ÉXITO one year in is a bona fide success

Based simply on production, the first year of ÉXITO – Educational eXcellence and Inclusion Training Opportunities – has been a stunning achievement. Funded by a $3 million U.S. Department of Education Title V grant, the program had five UC Santa Barbara students in its initial cohort. The goal is for these students to graduate with bachelor’s degrees in ethnic studies or feminist studies, prepared to earn master’s degrees and teaching credentials.

The two graduating seniors have been accepted to UCLA’s teacher ed program. Together, the cohort wrote papers they delivered at the prestigious American Educational Research Association conference this April in San Diego. The scholars now are developing a student organization to help attract future cohort members. And, alongside faculty and staff, they have organized a summer institute to occur this June.

But while éxito means success in Spanish, that success isn’t measured in numbers and projects alone.
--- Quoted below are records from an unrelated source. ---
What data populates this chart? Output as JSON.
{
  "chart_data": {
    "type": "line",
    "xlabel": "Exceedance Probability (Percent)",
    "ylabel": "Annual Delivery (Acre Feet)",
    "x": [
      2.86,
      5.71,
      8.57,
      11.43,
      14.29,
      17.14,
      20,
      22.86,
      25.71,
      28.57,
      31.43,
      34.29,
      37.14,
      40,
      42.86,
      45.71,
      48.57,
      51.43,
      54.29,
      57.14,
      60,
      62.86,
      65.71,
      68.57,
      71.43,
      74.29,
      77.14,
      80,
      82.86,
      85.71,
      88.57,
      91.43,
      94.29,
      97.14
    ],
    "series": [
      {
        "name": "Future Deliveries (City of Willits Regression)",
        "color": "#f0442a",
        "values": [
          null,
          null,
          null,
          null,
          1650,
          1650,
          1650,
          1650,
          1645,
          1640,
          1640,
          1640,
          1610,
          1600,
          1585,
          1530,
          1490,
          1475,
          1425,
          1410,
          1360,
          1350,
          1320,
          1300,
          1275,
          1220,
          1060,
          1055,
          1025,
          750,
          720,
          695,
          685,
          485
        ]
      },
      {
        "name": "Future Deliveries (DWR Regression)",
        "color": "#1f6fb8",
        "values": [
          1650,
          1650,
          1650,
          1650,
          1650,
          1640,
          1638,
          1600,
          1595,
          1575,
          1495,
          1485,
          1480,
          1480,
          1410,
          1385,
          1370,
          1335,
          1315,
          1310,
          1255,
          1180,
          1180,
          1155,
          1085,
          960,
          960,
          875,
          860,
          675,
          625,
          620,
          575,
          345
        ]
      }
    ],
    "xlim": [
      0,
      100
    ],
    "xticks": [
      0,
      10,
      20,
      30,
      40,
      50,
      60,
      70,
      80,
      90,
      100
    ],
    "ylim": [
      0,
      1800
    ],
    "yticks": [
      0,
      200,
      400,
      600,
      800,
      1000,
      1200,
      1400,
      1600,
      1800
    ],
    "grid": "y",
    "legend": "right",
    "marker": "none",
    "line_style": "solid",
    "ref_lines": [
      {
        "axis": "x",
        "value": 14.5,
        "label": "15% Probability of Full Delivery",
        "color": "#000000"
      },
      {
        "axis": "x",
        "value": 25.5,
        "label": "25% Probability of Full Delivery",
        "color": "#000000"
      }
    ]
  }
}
Just ask participant Victoria Rivera.

“Being a first-generation college student is not easy,” Rivera notes. “This system was not built for us, so having people going through the same experiences as me makes me feel like I can get through it.”

Victoria Rivera

Photo by Matt Perko

I am forever grateful to have been given a path to obtain my goals of becoming an ethnic studies high school teacher.
-Victoria Rivera

Furthermore, the Chicano studies major says: “ÉXITO gave me a voice to express the importance of ethnic and feminist studies, which has made my undergraduate experience worth it despite the challenges. I am forever grateful to have been given a path to obtain my goals of becoming an ethnic studies high school teacher.”

Jeffrey Milem, the Jules Zimmer Dean of UCSB’s Gevirtz Graduate School of Education, lauded the program’s first-year productivity. “People like to talk diversity, equity and inclusion, but ÉXITO is actual frontline action in those areas,” he says. “High schools will now have highly trained ethnic studies teachers. The scholarship around teaching ethnic studies will become more rigorous. And California’s students will reap the rewards.”